SD: I’m building up the freelance company called “uno seis tres” and Maripussy Crew is starting up their own non-profit in Lima, Peru for women, where we are going to address women’s health issues in Peru via the arts. I am following my passion, and although it’s a constant battle, I hope to bring smiles and safe spaces to young ladies and men around the world.

  • Jen Jones

    What an incredible woman! I’d be interested to know where (i.e. what building or wall) she created her first piece of graffiti art and if it’s still there. Also, what was the theme or message of that piece?

    I had the incredible fortune of working with Tats Cru, who Sharon mentions above, on a project years ago… they created an original, wall size piece of graffiti art for an event I was producing with the Sugar Hill Gang and Swatch Watches (late 90s).
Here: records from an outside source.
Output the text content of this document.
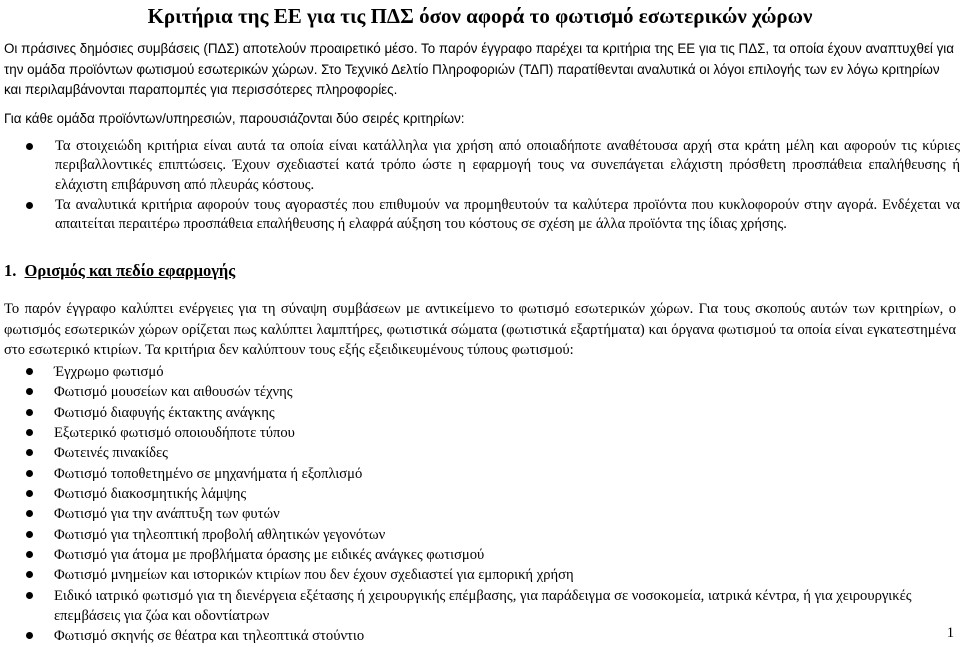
Κριτήρια της ΕΕ για τις ΠΔΣ όσον αφορά το φωτισμό εσωτερικών χώρων

Οι πράσινες δημόσιες συμβάσεις (ΠΔΣ) αποτελούν προαιρετικό μέσο. Το παρόν έγγραφο παρέχει τα κριτήρια της ΕΕ για τις ΠΔΣ, τα οποία έχουν αναπτυχθεί για την ομάδα προϊόντων φωτισμού εσωτερικών χώρων. Στο Τεχνικό Δελτίο Πληροφοριών (ΤΔΠ) παρατίθενται αναλυτικά οι λόγοι επιλογής των εν λόγω κριτηρίων και περιλαμβάνονται παραπομπές για περισσότερες πληροφορίες.

Για κάθε ομάδα προϊόντων/υπηρεσιών, παρουσιάζονται δύο σειρές κριτηρίων:

Τα στοιχειώδη κριτήρια είναι αυτά τα οποία είναι κατάλληλα για χρήση από οποιαδήποτε αναθέτουσα αρχή στα κράτη μέλη και αφορούν τις κύριες περιβαλλοντικές επιπτώσεις. Έχουν σχεδιαστεί κατά τρόπο ώστε η εφαρμογή τους να συνεπάγεται ελάχιστη πρόσθετη προσπάθεια επαλήθευσης ή ελάχιστη επιβάρυνση από πλευράς κόστους.
Τα αναλυτικά κριτήρια αφορούν τους αγοραστές που επιθυμούν να προμηθευτούν τα καλύτερα προϊόντα που κυκλοφορούν στην αγορά. Ενδέχεται να απαιτείται περαιτέρω προσπάθεια επαλήθευσης ή ελαφρά αύξηση του κόστους σε σχέση με άλλα προϊόντα της ίδιας χρήσης.
1. Ορισμός και πεδίο εφαρμογής

Το παρόν έγγραφο καλύπτει ενέργειες για τη σύναψη συμβάσεων με αντικείμενο το φωτισμό εσωτερικών χώρων. Για τους σκοπούς αυτών των κριτηρίων, ο φωτισμός εσωτερικών χώρων ορίζεται πως καλύπτει λαμπτήρες, φωτιστικά σώματα (φωτιστικά εξαρτήματα) και όργανα φωτισμού τα οποία είναι εγκατεστημένα στο εσωτερικό κτιρίων. Τα κριτήρια δεν καλύπτουν τους εξής εξειδικευμένους τύπους φωτισμού:

Έγχρωμο φωτισμό
Φωτισμό μουσείων και αιθουσών τέχνης
Φωτισμό διαφυγής έκτακτης ανάγκης
Εξωτερικό φωτισμό οποιουδήποτε τύπου
Φωτεινές πινακίδες
Φωτισμό τοποθετημένο σε μηχανήματα ή εξοπλισμό
Φωτισμό διακοσμητικής λάμψης
Φωτισμό για την ανάπτυξη των φυτών
Φωτισμό για τηλεοπτική προβολή αθλητικών γεγονότων
Φωτισμό για άτομα με προβλήματα όρασης με ειδικές ανάγκες φωτισμού
Φωτισμό μνημείων και ιστορικών κτιρίων που δεν έχουν σχεδιαστεί για εμπορική χρήση
Ειδικό ιατρικό φωτισμό για τη διενέργεια εξέτασης ή χειρουργικής επέμβασης, για παράδειγμα σε νοσοκομεία, ιατρικά κέντρα, ή για χειρουργικές επεμβάσεις για ζώα και οδοντίατρων
Φωτισμό σκηνής σε θέατρα και τηλεοπτικά στούντιο	1
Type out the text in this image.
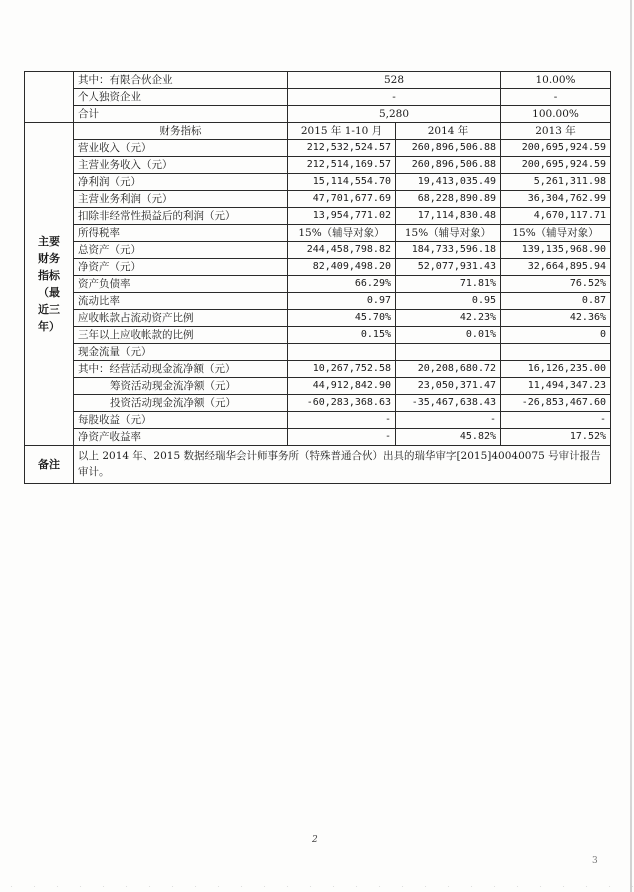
	其中：有限合伙企业	528		10.00%
	个人独资企业	-		-
	合计	5,280		100.00%
主要财务指标（最近三年）	财务指标	2015 年 1-10 月	2014 年	2013 年
	营业收入（元）	212,532,524.57	260,896,506.88	200,695,924.59
	主营业务收入（元）	212,514,169.57	260,896,506.88	200,695,924.59
	净利润（元）	15,114,554.70	19,413,035.49	5,261,311.98
	主营业务利润（元）	47,701,677.69	68,228,890.89	36,304,762.99
	扣除非经常性损益后的利润（元）	13,954,771.02	17,114,830.48	4,670,117.71
	所得税率	15%（辅导对象）	15%（辅导对象）	15%（辅导对象）
	总资产（元）	244,458,798.82	184,733,596.18	139,135,968.90
	净资产（元）	82,409,498.20	52,077,931.43	32,664,895.94
	资产负债率	66.29%	71.81%	76.52%
	流动比率	0.97	0.95	0.87
	应收帐款占流动资产比例	45.70%	42.23%	42.36%
	三年以上应收帐款的比例	0.15%	0.01%	0
	现金流量（元）			
	其中：经营活动现金流净额（元）	10,267,752.58	20,208,680.72	16,126,235.00
	筹资活动现金流净额（元）	44,912,842.90	23,050,371.47	11,494,347.23
	投资活动现金流净额（元）	-60,283,368.63	-35,467,638.43	-26,853,467.60
	每股收益（元）	-	-	-
	净资产收益率	-	45.82%	17.52%
备注	以上 2014 年、2015 数据经瑞华会计师事务所（特殊普通合伙）出具的瑞华审字[2015]40040075 号审计报告审计。			
2
3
It was an AMAZING work of art and watching these guys work was awe inspiring. It was the moment I realized that graffiti is a serious art form and the artists who create it have immeasurable vision and talent.

    Brava to Sharon for using her talent and such a dynamic art form to empower women and girls.

  • Dorn

    Miss 163’s work, shown here, is beautiful. Graffiti appears in most countries and usually with a distinct regional voice. Interesting comments from Jen.

  • Hey Jen and Dorn! I’m so excited you all are excited! For Jen: The first legit mural I created was in Lima, Peru with some students of mine and I helped them with a piece for a commercial they were shooting. It was not anything super conceptual, just practice BUT by just painting casually and building technique I (of course) was more inclined to create pieces that resonated with women. I met the members of Maripussy by painting casually. By having other women graffiti writers as a support system we knew we could push those more taboo subjects. Graffiti means so much to me because it asks no permission. It transitions over time and reflects the changes, values, and concerns of a community.

    • Jen Jones

      Thanks so much Sharon… I really appreciate you answering my question. I truly love what you are doing. Keep up the incredible work!

      PS – If I ever need graffiti art again for any of my projects, you will be my first call. 🙂

  • Lucy

    It never fails to amaze me how art can inspire and connect people. What an amazing woman who clearly has so much to offer as both an artist and activist. Thanks for sharing her story with us WYSK.

  • Maria

    I’m your FAN Miss 163… love your art and admire you so much as a person… thank you for doing your art and thank you for inspiring women… love your work at the Bronx… this is a great interview TE QUIERO Sharon!!!!

  • Anne Ronson

    The old saying says you learn something new everyday. Well today I learned about Sharon and the wonderful art she is creating. Congratulations, Sharon. Much continued good luck.

  • gargouille

    I can’t wait to talk about her work with my Global Citizenship students this semester when we cover art and international activism. Thanks for this post!